無名芸人なすび「私は馬鹿になることを決めました」…裸一つ、懸賞だけで生き延びた1年2か月
これ以降、乾パンの支給はなくなった。食べ物が途絶えた時は、ドッグフードを口にして飢えをしのいだ。「トントン」。玄関をノックする音がすると、胸が高鳴る。当選品で一番うれしかったのがコメ。狂喜乱舞する姿は「当選の舞」と名付けられた。
「笑わせようとなんて一切思っていない。太古の昔から、人間は生きられる喜びを実感すると、歌い、踊る。感情が爆発すると、自然とそうなるんですよ」
本名は浜津智明。福島県警の警察官の父と専業主婦の母の間に、長男として生まれた。まじめで勉強ができた。物心ついた頃から自分の細長い顔が、嫌いだった。
小学校の頃のあだ名は、漫画「キン肉マン」に登場する顔の長いキャラクター「ラーメンマン」。からかわれ、仲間外れにされた。ある日、大好きなお笑い番組を見ていてひらめいた。
「バカなことをやれば状況が変わるかも」。休み時間、志村けんさんのギャグ「アイーン」を披露した。面白いやつだと思われ、徐々に友達が増えた。
父親の異動で小学校だけで2回転校した。いじめられ、笑わせて仲良くなるという繰り返し。「人を楽しませれば、周りも自分も幸せになれる」と考えるようになった。
高校卒業時、両親に「芸能界を目指したい」と打ち明けた。憧れは渥美清さんのような喜劇俳優。大反対され、東京の専修大に進学した。諦めきれず、隠れてお笑いのオーディションを受け続けた。
「お前、すげえ顔しているな」。ほかの参加者から口々に言われた。幼い頃からコンプレックスだった長さ30センチほどの顔が、武器になると知った。アルバイト先で顔の形が「なすび」に似ていると言われ、名乗り始めた。
ある日、芸能活動をしていることが親にばれる。母親は大学卒業までの活動を認めてくれたが、条件を出された。

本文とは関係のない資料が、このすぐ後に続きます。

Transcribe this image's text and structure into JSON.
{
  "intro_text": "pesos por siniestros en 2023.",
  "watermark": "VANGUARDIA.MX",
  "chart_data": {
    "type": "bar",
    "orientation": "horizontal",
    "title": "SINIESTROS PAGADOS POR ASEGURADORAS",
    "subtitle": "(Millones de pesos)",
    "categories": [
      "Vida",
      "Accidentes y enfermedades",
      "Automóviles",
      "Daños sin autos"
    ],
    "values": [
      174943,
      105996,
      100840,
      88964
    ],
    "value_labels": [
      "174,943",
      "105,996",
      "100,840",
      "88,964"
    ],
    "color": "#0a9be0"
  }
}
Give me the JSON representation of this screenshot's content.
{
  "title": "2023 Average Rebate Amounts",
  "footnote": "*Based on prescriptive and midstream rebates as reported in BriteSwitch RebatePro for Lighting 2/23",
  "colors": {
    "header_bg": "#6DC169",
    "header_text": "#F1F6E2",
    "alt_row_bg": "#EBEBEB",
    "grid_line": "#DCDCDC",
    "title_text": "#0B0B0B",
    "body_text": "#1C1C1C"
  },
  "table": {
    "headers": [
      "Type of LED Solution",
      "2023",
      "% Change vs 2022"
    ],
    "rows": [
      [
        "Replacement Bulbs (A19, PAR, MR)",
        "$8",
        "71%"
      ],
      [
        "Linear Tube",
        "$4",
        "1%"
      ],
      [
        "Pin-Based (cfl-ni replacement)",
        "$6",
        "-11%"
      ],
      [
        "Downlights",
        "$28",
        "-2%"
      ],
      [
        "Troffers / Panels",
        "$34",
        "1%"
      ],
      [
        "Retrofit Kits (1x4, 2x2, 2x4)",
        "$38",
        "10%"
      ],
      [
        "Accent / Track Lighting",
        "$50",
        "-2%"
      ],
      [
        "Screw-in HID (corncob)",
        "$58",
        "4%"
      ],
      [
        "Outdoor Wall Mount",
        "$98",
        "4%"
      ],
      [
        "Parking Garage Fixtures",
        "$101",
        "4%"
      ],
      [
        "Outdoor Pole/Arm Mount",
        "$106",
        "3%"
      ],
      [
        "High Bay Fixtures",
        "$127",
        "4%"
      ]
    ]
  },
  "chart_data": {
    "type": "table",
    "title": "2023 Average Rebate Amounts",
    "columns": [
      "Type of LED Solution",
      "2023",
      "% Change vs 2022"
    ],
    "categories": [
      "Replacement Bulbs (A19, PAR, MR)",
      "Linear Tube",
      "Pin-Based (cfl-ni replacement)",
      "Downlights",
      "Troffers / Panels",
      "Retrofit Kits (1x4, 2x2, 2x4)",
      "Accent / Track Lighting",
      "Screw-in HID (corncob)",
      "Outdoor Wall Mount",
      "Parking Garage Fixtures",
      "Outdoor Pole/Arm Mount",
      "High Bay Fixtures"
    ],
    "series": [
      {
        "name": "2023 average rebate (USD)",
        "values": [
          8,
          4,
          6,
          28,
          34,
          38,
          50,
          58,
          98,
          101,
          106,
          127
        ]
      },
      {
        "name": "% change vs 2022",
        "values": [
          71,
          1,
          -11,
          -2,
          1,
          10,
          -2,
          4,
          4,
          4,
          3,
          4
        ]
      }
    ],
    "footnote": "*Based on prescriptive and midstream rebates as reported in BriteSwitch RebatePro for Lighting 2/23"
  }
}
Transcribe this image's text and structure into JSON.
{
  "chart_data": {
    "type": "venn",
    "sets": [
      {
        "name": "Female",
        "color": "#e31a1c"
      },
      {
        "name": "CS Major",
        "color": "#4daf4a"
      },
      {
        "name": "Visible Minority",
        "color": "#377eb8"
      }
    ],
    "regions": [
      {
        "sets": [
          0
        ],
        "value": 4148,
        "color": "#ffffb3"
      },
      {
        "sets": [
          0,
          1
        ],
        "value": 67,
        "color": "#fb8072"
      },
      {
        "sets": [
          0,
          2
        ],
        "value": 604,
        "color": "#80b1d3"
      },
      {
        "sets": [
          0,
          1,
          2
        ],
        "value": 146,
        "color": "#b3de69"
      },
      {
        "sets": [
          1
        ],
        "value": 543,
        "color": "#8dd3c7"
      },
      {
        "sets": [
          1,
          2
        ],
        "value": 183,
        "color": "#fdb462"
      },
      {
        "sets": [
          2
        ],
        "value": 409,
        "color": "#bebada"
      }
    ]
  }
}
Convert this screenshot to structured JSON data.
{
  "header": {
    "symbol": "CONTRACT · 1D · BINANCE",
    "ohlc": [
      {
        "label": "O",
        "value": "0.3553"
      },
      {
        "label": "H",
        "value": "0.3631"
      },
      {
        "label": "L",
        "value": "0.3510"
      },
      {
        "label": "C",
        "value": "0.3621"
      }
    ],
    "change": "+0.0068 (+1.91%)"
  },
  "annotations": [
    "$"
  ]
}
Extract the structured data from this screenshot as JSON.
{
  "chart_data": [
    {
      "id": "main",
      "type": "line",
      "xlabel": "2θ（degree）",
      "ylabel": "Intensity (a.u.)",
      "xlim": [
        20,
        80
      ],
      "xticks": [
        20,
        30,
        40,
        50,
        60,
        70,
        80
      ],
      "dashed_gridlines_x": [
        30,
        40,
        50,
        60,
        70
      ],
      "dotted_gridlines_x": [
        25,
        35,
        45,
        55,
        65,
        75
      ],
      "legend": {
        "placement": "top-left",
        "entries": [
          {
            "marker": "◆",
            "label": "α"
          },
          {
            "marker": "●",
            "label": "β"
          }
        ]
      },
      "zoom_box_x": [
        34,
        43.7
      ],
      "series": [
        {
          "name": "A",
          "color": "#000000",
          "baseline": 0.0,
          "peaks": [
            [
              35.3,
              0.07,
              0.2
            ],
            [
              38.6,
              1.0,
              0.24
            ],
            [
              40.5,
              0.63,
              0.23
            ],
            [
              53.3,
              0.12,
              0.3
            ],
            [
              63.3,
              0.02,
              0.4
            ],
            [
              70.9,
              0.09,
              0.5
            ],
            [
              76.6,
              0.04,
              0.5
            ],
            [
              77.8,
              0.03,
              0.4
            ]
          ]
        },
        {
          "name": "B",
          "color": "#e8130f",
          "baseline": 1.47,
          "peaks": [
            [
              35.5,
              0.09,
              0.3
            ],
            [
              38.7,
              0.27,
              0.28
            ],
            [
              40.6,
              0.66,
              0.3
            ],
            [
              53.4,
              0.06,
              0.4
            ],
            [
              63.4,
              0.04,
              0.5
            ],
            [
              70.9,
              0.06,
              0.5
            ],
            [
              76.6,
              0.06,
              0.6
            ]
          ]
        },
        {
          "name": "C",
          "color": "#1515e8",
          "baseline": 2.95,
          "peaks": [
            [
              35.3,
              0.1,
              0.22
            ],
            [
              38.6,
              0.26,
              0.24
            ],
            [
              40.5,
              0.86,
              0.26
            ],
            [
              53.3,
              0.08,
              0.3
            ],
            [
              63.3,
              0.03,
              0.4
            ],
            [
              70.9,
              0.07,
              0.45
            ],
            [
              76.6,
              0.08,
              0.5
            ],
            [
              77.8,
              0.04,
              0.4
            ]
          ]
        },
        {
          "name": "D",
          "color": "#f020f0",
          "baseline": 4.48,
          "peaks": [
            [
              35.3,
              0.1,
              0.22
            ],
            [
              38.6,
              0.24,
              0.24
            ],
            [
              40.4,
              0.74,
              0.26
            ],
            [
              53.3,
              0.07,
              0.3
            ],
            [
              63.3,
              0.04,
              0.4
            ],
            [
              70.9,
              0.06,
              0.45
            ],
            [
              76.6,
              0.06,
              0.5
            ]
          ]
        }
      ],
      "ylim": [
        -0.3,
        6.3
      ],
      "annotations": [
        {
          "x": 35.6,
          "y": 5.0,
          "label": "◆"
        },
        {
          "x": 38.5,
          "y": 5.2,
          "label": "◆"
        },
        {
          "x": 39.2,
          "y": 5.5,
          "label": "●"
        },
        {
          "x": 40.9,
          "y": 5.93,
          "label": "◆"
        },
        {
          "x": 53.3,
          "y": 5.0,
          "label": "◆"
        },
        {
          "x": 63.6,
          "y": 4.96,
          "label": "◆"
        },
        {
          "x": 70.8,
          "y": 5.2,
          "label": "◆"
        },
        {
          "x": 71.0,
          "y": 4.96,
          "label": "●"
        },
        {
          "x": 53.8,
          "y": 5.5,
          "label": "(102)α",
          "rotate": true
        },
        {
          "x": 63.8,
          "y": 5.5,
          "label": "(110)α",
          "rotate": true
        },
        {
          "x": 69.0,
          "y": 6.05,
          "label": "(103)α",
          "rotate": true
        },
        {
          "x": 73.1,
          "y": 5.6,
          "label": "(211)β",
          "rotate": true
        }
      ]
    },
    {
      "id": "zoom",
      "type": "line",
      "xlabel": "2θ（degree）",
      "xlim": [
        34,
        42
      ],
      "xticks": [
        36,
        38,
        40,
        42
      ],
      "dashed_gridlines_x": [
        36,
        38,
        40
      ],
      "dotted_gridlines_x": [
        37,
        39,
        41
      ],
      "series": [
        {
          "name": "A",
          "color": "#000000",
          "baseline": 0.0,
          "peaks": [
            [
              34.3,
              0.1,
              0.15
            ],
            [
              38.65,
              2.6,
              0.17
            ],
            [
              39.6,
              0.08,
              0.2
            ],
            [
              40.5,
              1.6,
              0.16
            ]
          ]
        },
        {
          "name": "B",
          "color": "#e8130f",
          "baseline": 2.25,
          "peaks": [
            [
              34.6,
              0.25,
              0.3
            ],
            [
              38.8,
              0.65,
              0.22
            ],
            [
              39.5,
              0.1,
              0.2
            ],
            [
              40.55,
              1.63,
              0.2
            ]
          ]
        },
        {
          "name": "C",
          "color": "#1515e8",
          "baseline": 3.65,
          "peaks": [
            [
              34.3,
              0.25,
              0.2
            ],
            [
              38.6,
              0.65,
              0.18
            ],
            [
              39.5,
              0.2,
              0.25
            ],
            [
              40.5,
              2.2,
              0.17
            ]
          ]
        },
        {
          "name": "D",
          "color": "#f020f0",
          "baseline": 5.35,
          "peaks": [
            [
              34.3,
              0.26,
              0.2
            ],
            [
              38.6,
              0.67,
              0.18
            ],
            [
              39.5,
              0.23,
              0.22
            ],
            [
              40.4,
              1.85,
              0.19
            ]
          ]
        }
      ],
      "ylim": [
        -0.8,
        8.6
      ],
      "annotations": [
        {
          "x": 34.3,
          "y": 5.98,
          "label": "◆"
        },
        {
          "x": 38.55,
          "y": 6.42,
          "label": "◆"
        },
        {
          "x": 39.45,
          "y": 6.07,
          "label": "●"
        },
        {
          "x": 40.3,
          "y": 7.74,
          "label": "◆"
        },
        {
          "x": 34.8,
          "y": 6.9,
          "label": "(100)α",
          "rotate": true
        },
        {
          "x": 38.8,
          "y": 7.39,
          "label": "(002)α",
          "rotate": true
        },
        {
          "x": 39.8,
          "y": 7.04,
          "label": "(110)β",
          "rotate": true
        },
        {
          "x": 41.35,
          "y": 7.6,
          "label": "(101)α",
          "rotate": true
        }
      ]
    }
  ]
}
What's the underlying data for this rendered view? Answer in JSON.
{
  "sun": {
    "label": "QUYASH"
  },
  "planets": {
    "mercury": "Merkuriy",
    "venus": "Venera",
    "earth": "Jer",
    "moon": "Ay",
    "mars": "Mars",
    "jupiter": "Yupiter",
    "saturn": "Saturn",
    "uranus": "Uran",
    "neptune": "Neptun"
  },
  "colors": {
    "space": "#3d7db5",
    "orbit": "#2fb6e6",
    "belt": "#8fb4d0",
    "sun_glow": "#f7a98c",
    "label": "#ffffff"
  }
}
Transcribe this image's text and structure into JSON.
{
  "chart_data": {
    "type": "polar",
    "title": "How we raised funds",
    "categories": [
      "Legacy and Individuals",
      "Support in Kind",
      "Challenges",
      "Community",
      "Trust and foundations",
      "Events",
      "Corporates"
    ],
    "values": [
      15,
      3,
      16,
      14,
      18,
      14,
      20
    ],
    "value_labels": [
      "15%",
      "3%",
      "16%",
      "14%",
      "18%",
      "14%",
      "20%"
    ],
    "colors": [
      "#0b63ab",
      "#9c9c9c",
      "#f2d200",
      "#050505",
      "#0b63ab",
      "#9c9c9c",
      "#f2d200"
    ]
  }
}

「裸でテレビに出ない」。だから、懸賞生活で服を脱ぐよう命じられた瞬間、真っ先に母親の顔が頭をよぎった。
一番つらかったのは
外部と遮断された生活。自分の姿がお茶の間に流れ、20%超の高視聴率を連発しているなんて知らなかった。週刊誌に居場所がばれ、引っ越しを余儀なくされた時も、スタッフの「運気を変えるため」という言葉を信じた。